Der graue Herbst hat uns momentan fest im Griff. Jetzt im November klagen die Menschen über Herbstdepressionen und Antriebslosigkeit. Das Wetter tut sein Übriges dazu. Es regnet, stürmt und schneit. Morgens beim Aufstehen ist es meist noch dunkel und den Tag über wird es gar nicht recht hell, bevor es bereits gegen 17 Uhr wieder dunkel wird. Die Sonne lässt sich nur selten blicken und der nächste Sommer ist noch in weiter Ferne. Hinzu kommt, dass in den November solche Feiertage wie der Totensonntag und der Volkstrauertag fallen. Das trägt nicht wirklich dazu bei, um die Stimmung zu heben. In manchen Jahren haben wir allerdings das Glück, dass der erste Advent noch in den November fällt. Wenigstens ein kleiner Lichtblick in diesem trüben Monat. Dann sind das Weihnachtsfest und der Jahreswechsel nicht mehr fern. Zwei Ereignisse, auf die sich Groß und Klein gleichermaßen freuen.

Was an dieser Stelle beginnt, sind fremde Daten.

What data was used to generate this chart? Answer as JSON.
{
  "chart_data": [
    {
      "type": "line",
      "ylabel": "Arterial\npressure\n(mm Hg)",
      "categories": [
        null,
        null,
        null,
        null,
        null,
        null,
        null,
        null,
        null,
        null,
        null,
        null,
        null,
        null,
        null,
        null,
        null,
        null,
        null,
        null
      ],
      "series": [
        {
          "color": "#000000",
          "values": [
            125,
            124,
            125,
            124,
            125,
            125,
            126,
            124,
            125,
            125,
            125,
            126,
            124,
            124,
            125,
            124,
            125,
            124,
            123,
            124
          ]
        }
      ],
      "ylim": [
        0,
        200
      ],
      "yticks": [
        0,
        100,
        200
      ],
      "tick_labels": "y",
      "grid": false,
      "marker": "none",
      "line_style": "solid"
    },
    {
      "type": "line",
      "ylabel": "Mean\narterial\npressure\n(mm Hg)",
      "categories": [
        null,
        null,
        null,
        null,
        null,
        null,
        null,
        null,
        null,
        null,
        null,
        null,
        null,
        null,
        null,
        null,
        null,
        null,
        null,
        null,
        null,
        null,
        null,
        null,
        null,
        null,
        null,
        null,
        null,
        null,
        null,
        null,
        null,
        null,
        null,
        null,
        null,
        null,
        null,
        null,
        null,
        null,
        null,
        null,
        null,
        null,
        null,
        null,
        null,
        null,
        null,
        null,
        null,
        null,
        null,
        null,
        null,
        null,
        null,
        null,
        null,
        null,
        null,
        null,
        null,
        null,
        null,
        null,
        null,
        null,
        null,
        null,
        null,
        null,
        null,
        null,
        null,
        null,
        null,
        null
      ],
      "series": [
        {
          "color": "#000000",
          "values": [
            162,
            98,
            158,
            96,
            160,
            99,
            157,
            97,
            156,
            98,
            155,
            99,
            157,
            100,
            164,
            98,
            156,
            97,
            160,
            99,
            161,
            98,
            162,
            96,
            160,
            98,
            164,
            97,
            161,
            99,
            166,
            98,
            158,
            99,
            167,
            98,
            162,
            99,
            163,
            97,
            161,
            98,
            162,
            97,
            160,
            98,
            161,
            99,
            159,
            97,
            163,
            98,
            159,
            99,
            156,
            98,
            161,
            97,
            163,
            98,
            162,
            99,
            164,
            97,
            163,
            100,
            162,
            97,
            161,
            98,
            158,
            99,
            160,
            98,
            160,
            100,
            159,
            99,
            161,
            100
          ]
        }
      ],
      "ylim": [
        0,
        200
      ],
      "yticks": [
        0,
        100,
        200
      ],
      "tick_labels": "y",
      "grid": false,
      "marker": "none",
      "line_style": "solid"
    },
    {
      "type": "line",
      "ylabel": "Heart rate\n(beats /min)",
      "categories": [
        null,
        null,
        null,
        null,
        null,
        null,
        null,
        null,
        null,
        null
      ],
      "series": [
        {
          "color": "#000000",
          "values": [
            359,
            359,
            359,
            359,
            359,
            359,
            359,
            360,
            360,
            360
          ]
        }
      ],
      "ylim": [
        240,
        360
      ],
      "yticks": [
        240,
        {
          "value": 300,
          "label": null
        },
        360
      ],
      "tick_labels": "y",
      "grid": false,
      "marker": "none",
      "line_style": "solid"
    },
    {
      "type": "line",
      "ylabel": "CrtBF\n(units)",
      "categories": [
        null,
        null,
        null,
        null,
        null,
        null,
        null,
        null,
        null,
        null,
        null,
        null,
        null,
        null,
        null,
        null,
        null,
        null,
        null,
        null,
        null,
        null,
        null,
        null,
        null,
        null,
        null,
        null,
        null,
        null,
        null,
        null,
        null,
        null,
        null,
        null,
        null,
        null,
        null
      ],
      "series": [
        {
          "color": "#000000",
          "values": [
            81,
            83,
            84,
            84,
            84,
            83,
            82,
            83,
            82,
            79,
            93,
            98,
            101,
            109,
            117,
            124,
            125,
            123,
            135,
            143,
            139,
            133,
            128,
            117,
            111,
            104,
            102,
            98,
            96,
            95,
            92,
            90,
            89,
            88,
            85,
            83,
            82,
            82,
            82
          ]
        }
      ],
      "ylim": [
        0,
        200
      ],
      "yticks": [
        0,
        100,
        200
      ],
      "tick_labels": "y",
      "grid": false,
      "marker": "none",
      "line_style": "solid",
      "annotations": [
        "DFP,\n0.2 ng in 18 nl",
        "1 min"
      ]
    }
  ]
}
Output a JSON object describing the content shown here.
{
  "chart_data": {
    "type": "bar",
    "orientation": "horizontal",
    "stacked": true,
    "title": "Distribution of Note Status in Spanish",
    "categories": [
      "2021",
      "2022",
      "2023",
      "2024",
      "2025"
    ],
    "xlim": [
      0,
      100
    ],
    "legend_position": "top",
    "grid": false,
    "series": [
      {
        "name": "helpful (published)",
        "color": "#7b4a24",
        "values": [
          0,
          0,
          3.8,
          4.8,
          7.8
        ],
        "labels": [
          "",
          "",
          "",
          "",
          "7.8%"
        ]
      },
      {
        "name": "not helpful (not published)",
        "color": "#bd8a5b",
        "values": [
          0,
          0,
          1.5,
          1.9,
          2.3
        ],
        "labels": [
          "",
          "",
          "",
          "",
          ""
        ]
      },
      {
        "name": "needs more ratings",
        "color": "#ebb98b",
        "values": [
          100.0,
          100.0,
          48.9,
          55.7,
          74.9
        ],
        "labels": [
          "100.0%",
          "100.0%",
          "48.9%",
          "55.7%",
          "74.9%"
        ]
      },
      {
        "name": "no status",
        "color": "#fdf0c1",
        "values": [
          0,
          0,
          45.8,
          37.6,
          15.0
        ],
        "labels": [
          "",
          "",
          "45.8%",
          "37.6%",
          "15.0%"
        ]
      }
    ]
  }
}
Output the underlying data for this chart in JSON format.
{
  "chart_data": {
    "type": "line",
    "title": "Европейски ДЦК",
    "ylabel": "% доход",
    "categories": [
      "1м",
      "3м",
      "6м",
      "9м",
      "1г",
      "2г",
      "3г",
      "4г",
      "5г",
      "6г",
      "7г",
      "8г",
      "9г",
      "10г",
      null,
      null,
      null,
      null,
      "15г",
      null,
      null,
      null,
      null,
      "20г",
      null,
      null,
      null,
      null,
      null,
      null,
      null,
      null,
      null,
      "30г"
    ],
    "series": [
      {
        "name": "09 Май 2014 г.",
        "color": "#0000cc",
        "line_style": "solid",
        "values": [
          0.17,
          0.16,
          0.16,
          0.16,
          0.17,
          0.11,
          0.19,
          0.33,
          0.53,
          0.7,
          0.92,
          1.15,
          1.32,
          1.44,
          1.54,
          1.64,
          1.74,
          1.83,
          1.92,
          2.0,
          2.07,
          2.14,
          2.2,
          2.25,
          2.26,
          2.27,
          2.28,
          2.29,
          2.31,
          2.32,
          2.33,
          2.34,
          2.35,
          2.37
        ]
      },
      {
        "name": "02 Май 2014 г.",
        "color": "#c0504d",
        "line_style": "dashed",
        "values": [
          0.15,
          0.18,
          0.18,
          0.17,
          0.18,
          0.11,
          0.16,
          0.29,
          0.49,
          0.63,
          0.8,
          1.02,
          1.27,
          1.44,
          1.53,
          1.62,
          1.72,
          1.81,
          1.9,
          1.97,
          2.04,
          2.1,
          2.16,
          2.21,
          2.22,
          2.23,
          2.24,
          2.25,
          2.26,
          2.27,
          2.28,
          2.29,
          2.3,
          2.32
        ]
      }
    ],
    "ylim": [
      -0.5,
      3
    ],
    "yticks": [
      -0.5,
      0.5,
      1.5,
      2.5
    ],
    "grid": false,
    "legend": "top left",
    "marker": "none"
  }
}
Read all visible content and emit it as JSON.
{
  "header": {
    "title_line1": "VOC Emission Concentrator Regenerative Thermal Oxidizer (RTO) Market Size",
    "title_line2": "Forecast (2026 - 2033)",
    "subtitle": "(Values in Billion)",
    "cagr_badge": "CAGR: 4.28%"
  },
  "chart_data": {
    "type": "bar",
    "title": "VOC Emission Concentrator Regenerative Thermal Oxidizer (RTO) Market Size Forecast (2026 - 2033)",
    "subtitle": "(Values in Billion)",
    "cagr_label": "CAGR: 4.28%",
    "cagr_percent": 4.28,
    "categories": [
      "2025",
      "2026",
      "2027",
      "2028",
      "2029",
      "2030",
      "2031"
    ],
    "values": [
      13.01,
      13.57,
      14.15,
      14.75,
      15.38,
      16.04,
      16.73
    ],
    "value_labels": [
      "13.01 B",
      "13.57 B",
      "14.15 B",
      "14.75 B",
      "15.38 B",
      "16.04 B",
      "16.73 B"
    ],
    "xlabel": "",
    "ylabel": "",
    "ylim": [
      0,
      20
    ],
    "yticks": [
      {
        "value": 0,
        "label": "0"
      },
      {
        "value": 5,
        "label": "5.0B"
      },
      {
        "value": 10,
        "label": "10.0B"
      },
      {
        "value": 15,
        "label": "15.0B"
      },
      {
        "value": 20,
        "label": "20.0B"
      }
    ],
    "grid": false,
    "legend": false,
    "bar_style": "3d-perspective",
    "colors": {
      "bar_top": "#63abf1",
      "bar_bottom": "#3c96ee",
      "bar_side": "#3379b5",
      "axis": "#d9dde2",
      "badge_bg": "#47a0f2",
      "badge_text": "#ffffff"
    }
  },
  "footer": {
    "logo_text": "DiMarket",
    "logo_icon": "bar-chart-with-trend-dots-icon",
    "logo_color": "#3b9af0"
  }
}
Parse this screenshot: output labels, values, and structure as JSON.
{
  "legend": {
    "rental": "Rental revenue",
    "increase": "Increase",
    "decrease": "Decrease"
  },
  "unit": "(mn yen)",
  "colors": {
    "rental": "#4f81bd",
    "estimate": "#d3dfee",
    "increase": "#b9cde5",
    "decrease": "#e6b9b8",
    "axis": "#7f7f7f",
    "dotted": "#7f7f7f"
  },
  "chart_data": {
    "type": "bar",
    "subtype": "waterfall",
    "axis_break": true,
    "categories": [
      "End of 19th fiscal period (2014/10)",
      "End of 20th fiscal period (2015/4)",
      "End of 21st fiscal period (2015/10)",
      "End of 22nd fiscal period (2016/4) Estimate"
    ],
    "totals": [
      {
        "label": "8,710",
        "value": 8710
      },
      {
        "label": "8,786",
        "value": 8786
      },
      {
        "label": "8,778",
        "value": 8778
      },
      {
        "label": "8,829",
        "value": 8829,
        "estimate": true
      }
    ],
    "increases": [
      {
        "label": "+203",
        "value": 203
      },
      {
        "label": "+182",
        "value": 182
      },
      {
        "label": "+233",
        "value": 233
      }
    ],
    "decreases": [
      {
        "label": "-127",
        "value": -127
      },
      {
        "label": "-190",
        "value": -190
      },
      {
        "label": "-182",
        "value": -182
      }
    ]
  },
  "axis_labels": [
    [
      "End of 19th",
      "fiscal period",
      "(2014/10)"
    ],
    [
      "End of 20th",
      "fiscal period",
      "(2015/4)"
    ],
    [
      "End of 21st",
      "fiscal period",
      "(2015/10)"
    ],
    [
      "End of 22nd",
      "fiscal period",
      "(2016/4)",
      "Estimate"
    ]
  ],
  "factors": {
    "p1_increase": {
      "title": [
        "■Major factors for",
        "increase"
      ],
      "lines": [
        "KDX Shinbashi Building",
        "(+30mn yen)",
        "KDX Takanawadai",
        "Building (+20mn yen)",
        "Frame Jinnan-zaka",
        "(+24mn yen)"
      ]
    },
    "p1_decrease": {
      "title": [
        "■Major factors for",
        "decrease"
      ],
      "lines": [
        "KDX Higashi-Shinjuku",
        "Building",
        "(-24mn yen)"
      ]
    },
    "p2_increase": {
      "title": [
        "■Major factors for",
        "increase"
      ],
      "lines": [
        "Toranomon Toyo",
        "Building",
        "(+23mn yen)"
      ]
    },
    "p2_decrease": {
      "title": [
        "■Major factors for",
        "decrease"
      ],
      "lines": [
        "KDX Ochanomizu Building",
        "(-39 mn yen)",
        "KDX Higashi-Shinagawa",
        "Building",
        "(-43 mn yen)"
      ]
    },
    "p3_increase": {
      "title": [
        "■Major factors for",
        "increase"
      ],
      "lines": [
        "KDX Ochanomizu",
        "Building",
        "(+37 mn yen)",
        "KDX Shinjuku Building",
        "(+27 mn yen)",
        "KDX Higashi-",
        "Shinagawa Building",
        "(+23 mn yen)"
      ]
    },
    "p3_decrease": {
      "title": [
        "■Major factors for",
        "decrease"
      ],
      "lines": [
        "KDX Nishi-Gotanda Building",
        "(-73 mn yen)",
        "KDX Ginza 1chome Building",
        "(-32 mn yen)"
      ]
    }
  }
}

Aber am November ist nicht alles schlecht. Der Anfang des Karnevals fällt beispielsweise jedes Jahr auf den 11.11. um 11.11 Uhr. Es beginnt an vielen Orten das Narrentreiben, mit dem sich die Zeit bis zum Aschermittwoch im Februar vorzüglich verbringen lässt. Von da an ist es nicht mehr fern bis zum Frühjahr. Das Gute am November haben auch Maler entdeckt. Sie schöpfen aus jeder Jahreszeit ihre Inspiration. Bekannt ist beispielsweise das Gemälde „November“ aus dem „Festkalender“ von Hans Thoma. Der Maler und Graphiker wurde am 2. Oktober 1839 in Bernau im Schwarzwald geboren. Vielleicht war es sein Geburtstag im Herbst, der ihn dazu bewog, auch aus dieser tristen Jahreszeit Lebensmut und Freude zu schöpfen.

Hans Thoma hatte es nicht immer leicht im Leben. Er stammte aus einfachen Verhältnissen. Thoma begann verschiedene Lehren, brach sie aber alle ab und fand erst mit der Aufnahme an die Großherzogliche Kunstschule in Karlsruhe zu Beständigkeit. Hier absolvierte er von 1859 bis 1866 ein Studium. Die Kunst spielte in seinem Leben eine derart große Rolle, dass er sogar eine Malerin ehelichte. Cella Thoma widmete sich der Blumen- und Stilllebenmalerei. Sie hinterließ einige hübsche Werke auf Leinwand. Ihr Ehemann dagegen musste lange Jahre um Anerkennung in der Künstlerszene kämpfen. Er wurde hauptsächlich von Freunden unterstützt, die ihm Aufträge gaben. Ansonsten erfuhren seine Werke eine strikte Ablehnung.

Den Durchbruch schaffte Thoma erst im Jahre 1890 mit einer Ausstellung in München. Diese Stadt war zur damaligen Zeit die Kunsthauptstadt Deutschlands. Inzwischen mit reichlich Lorbeeren ausgestattet, wurde Thoma 1899 zum Professor an die Kunstakademie in Karlsruhe berufen und außerdem zum Direktor der Großherzoglichen Kunsthalle ernannt. Dort wurde ihm zu Ehren 1909 ein ganzer Gebäudekomplex errichtet. Er beinhaltet neben zahlreichen Werken des Künstlers wie „Die Geschwister“, „Der Bienenfreund“ (1863) und „Kinderreigen“ (1872) auch die Thoma-Kapelle.

Neben Werken von Thoma bietet die Staatliche Kunsthalle Karlsruhe viele weitere Gemälde auf Leinwand von anderen namhaften Künstlern. Unter anderem sind Bilder von Paul Gauguin, Carl Spitzweg und Wassily Kandinsky zu sehen. Möchte man sich dagegen nur mit Hans Thoma beschäftigen, ist das Hans-Thoma-Museum in der Geburtsstadt des Künstlers eine gute Empfehlung. Hier stehen ständige Ausstellungen mit Gemälden und Grafiken Thomas sowie regelmäßig wechselnde Ausstellungen für einen Besuch offen. Letztere finden sowohl im Museum als auch in der Rathaus-Galerie statt.